To begin our tour of India’s capital city, Shelley, Anne, John (the 1st) and I took a bicycle rickshaw ride through the streets of “Old Delhi,” an area within the city that was once the capital of the Mughal Dynasty, which existed prior to the British Raj.  This area of New Delhi remains a vibrant cultural center for the city and maintains a very dense population.

Touring Old Delhi is an experience not easily described in words.  I’ll let these pictures and videos speak for themselves.

      

After our morning in Old Delhi, we visited the Mahatma Gandhi memorial.  The memorial consists of a large, black marble platform that marks the location of Mahatma Gandhi’s cremation.  While we were there, there was a continuous line of visitors waiting to look upon the memorial and we saw many school groups, like the one seen in this picture.  When entering the memorial, we all removed our shoes as a sign of respect.

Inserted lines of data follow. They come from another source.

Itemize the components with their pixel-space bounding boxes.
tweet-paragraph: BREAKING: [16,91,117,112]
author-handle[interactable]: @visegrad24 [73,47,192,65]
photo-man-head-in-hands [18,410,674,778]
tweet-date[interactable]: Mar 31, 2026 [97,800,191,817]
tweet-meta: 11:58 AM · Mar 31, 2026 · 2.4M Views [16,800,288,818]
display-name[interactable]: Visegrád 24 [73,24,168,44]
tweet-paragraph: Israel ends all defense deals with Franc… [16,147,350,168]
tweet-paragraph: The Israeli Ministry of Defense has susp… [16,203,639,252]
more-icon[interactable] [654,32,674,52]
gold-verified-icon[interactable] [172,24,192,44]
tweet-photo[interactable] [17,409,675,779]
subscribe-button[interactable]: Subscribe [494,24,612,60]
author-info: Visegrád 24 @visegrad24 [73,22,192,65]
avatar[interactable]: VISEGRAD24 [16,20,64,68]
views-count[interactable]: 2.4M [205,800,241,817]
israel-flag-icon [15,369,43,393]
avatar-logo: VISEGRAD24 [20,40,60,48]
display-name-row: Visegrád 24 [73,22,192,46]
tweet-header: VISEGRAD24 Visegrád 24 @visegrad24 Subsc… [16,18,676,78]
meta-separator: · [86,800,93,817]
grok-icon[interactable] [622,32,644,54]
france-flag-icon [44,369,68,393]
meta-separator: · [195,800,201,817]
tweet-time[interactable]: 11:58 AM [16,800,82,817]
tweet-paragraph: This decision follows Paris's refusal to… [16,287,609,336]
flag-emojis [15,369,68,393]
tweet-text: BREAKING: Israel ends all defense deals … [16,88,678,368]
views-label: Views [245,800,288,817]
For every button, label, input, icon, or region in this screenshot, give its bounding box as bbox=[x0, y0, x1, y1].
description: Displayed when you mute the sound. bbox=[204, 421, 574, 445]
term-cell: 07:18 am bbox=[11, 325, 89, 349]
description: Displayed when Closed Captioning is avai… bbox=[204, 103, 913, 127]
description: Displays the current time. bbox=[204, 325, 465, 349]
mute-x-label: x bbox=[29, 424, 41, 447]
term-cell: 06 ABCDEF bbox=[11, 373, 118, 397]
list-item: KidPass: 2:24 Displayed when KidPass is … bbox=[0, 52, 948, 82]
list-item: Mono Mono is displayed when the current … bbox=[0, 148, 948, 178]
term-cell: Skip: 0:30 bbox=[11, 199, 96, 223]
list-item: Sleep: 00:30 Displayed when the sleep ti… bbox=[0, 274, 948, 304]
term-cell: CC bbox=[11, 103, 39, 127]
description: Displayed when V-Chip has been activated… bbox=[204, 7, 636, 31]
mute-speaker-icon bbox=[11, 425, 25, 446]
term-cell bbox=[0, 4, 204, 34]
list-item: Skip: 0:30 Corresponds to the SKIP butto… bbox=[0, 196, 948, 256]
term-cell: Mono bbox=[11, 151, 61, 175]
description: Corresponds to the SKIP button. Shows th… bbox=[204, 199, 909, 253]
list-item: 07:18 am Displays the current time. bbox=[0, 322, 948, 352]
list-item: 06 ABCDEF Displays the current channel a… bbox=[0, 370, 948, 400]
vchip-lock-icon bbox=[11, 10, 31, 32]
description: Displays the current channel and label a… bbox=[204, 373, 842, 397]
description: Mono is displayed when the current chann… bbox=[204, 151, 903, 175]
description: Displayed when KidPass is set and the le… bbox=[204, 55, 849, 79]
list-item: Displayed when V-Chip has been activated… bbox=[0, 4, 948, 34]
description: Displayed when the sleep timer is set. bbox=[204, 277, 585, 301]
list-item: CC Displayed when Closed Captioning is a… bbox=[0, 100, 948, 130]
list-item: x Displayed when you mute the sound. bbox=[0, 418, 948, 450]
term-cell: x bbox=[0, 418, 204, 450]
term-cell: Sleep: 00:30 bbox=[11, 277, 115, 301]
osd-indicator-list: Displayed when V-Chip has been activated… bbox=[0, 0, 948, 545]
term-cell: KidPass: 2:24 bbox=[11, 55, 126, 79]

Before travelling on to Agra, we visited Humayun’s Tomb, a site that gained UNESCO World Heritage Site status in 1993.  This tomb, commissioned in 1562 for Humayun, the second emperor of the Mughal Dynasty, is historically important because it is the first tomb of its kind on the Indian subcontinent.  Shah Jahan, Humayun’s descendant and fifth emperor of the Mughal Dynasty, would go on to build the Taj Mahal and many other grand buildings, each of which owe many aspects of their design to this very first Indian garden-tomb.